To whom it may concern:
This thread is for the discussion of Less Wrong topics that have not appeared in recent posts. If a discussion gets unwieldy, celebrate by turning it into a top-level post.
(After the critical success of part II, and the strong box office sales of part III in spite of mixed reviews, will part IV finally see the June Open Thread jump the shark?)
I agree about Jaynes and the exactness of Bayesian inference. (I haven't read his Probability Theory fully, but I should definitely get to it sometime. I did got through the opening chapters however, and it's indeed mighty convincing.) Yet, I honestly don't see how either Jaynes or your comments answer my question in full, though I seen no significant disagreement with what you've written. Let me try rephrasing my question once more.

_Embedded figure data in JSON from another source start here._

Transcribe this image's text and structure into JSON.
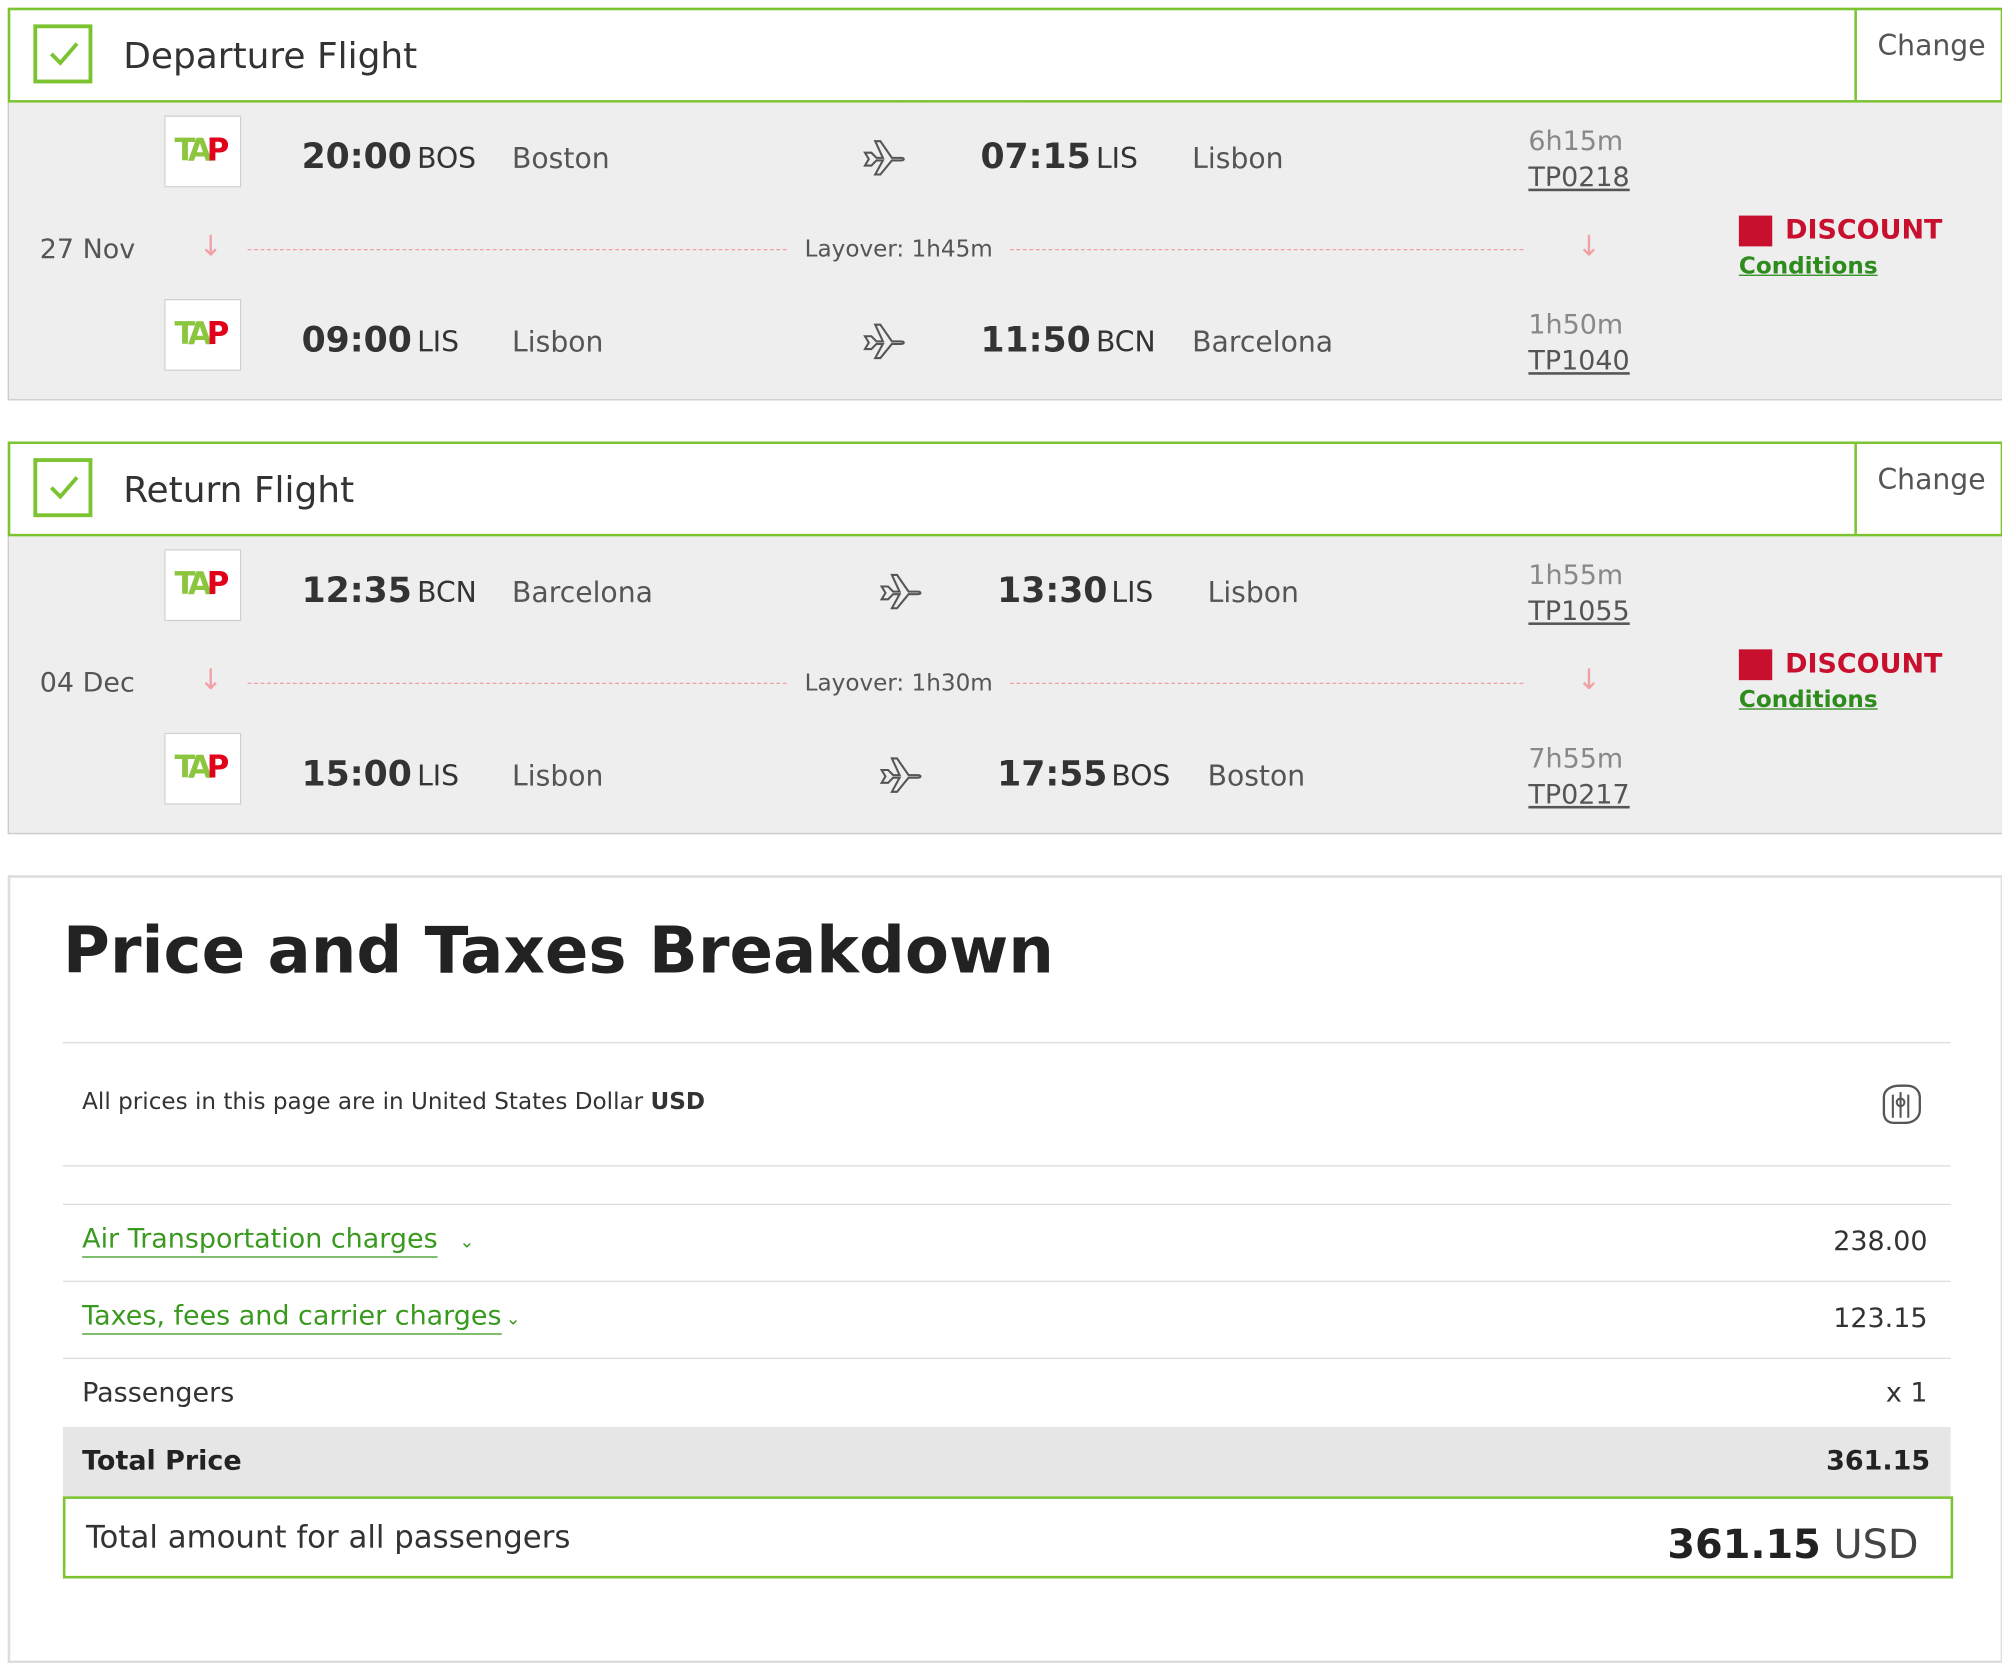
{
  "departure": {
    "title": "Departure Flight",
    "change_label": "Change",
    "date": "27 Nov",
    "layover": "Layover: 1h45m",
    "discount_label": "DISCOUNT",
    "conditions_label": "Conditions",
    "legs": [
      {
        "dep_time": "20:00",
        "dep_code": "BOS",
        "dep_city": "Boston",
        "arr_time": "07:15",
        "arr_code": "LIS",
        "arr_city": "Lisbon",
        "duration": "6h15m",
        "flight_no": "TP0218"
      },
      {
        "dep_time": "09:00",
        "dep_code": "LIS",
        "dep_city": "Lisbon",
        "arr_time": "11:50",
        "arr_code": "BCN",
        "arr_city": "Barcelona",
        "duration": "1h50m",
        "flight_no": "TP1040"
      }
    ]
  },
  "return": {
    "title": "Return Flight",
    "change_label": "Change",
    "date": "04 Dec",
    "layover": "Layover: 1h30m",
    "discount_label": "DISCOUNT",
    "conditions_label": "Conditions",
    "legs": [
      {
        "dep_time": "12:35",
        "dep_code": "BCN",
        "dep_city": "Barcelona",
        "arr_time": "13:30",
        "arr_code": "LIS",
        "arr_city": "Lisbon",
        "duration": "1h55m",
        "flight_no": "TP1055"
      },
      {
        "dep_time": "15:00",
        "dep_code": "LIS",
        "dep_city": "Lisbon",
        "arr_time": "17:55",
        "arr_code": "BOS",
        "arr_city": "Boston",
        "duration": "7h55m",
        "flight_no": "TP0217"
      }
    ]
  },
  "airline_logo_text": "TAP",
  "price": {
    "title": "Price and Taxes Breakdown",
    "currency_note": "All prices in this page are in United States Dollar",
    "currency_code": "USD",
    "rows": [
      {
        "label": "Air Transportation charges",
        "value": "238.00"
      },
      {
        "label": "Taxes, fees and carrier charges",
        "value": "123.15"
      }
    ],
    "passengers_label": "Passengers",
    "passengers_value": "x 1",
    "total_label": "Total Price",
    "total_value": "361.15",
    "grand_label": "Total amount for all passengers",
    "grand_amount": "361.15",
    "grand_currency": "USD"
  },
  "colors": {
    "accent_green": "#7cc331",
    "link_green": "#3a9a1f",
    "discount_red": "#c8102e"
  },
  "icons": [
    "check-icon",
    "airplane-icon",
    "down-arrow-icon",
    "discount-icon",
    "currency-exchange-icon",
    "chevron-down-icon"
  ]
}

In natural sciences, when you characterize some quantity with a number, this number must make sense in some empirical way, testable in an experiment, or at least with a thought experiment if a real one isn't feasible in practice. Suppose that you've determined somehow that the temperature of a bowl of water is 300K, and someone asks you what exactly this number means in practice -- why 300, and not 290, or 310, or 299, or 301? You can reply by describing (or even performing) various procedures with that bowl of water that will give predictably different outcomes depending on its exact temperature -- and the results of some such procedures with this particular bowl are consistent only with a temperature of 300K plus/minus some small value that can be made extremely tiny with a careful setup, and not any other numbers.

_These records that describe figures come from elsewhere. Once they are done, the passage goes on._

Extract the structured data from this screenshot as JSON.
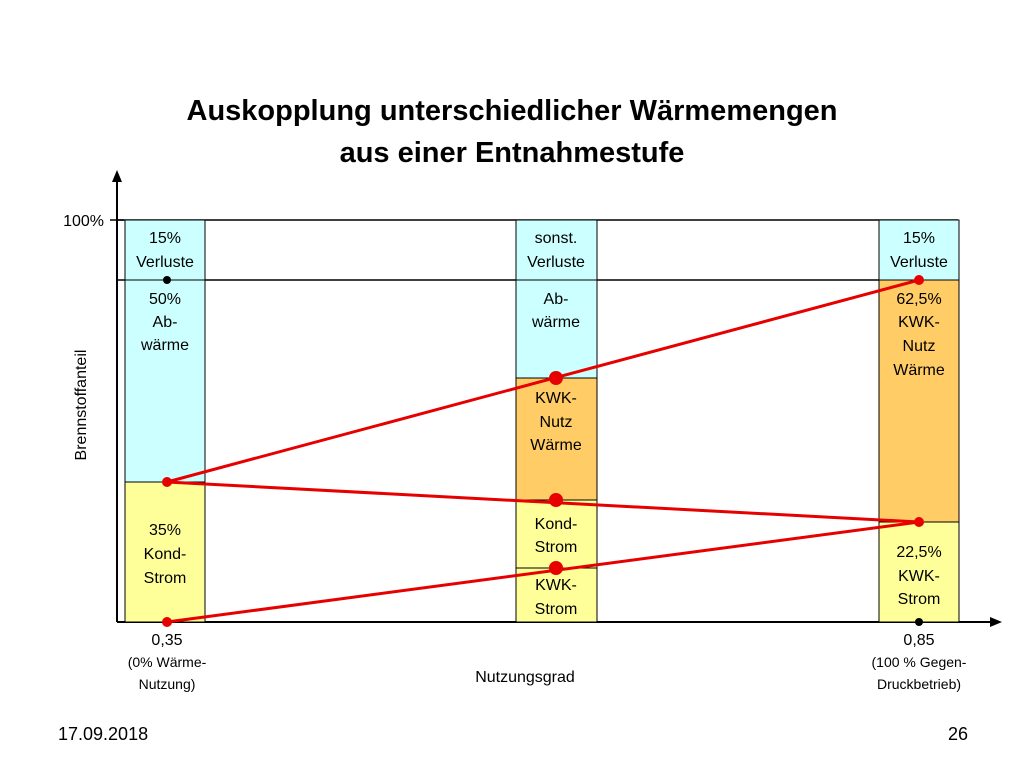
{
  "title": {
    "line1": "Auskopplung unterschiedlicher Wärmemengen",
    "line2": "aus einer Entnahmestufe"
  },
  "axes": {
    "y_label": "Brennstoffanteil",
    "y_tick": "100%",
    "x_label": "Nutzungsgrad"
  },
  "x_ticks": [
    {
      "value": "0,35",
      "note1": "(0% Wärme-",
      "note2": "Nutzung)"
    },
    {
      "value": "0,85",
      "note1": "(100 % Gegen-",
      "note2": "Druckbetrieb)"
    }
  ],
  "bars": {
    "left": {
      "top": [
        "15%",
        "Verluste"
      ],
      "middle": [
        "50%",
        "Ab-",
        "wärme"
      ],
      "bottom": [
        "35%",
        "Kond-",
        "Strom"
      ]
    },
    "center": {
      "top": [
        "sonst.",
        "Verluste"
      ],
      "upper": [
        "Ab-",
        "wärme"
      ],
      "mid": [
        "KWK-",
        "Nutz",
        "Wärme"
      ],
      "lower": [
        "Kond-",
        "Strom"
      ],
      "bottom": [
        "KWK-",
        "Strom"
      ]
    },
    "right": {
      "top": [
        "15%",
        "Verluste"
      ],
      "middle": [
        "62,5%",
        "KWK-",
        "Nutz",
        "Wärme"
      ],
      "bottom": [
        "22,5%",
        "KWK-",
        "Strom"
      ]
    }
  },
  "colors": {
    "cyan": "#ccffff",
    "yellow": "#ffff99",
    "orange": "#ffcc66",
    "red_line": "#e60000"
  },
  "footer": {
    "date": "17.09.2018",
    "page": "26"
  }
}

Note that the question posed here is not how we've determined what the temperature of the water is in the first place. Instead, the question is: once we've made the claim that the temperature is some particular number, what practical observation can we make that will show that this particular number is consistent with reality, and others aren't? If an number can't be justified that way, then it is not something science can work with, and there is no reason to consider one value as "correct" and another "incorrect."

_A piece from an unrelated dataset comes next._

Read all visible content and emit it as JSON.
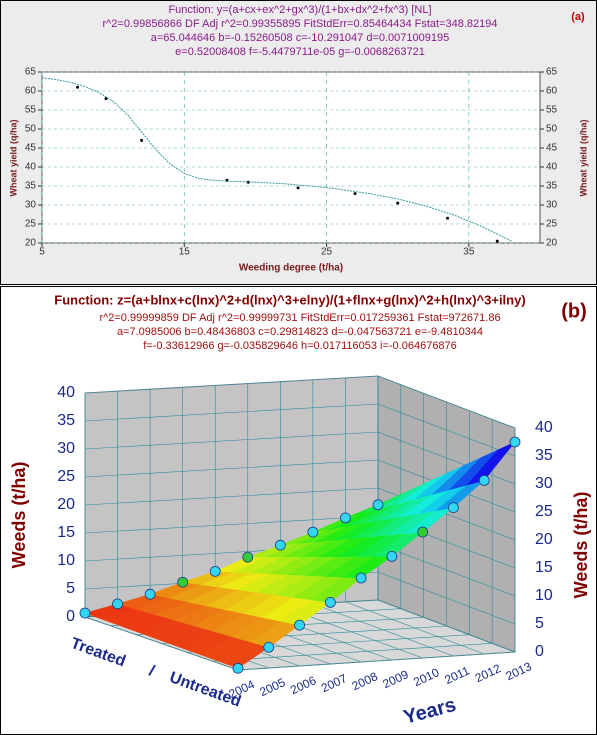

So now, when I ask the same question about probability, I'm not asking about the procedures we use to derive these numbers. I'm asking: once we've made the claim that the probability of some event is p, what practical observations can we make that will show that this particular number is consistent with reality, and others aren't -- except by pointing to frequencies of events? I understand how we would reach a probability figure in the Elbonia vs. Ruritania scenario, I agree that Bayesian inference is an exact system, and I see what the possible sources of disagreement could be and how they should be straightened out when asymmetrical information is eliminated. I am not arguing with any of that (at least in the present context). Rather, what I'd like to know is whether the figures ultimately reached make any practical sense in terms of some observable properties of the universe, except for the frequentist ratios predicted by them. (And if the latter is the only answer, this presumably means that any sensible interpretation of probability would have to incorporate significant frequentist elements.)
That question, interesting as it is, is above my pay grade; I'm happy enough when I get the equations to line up the right way. I'll let others tackle it if so inclined.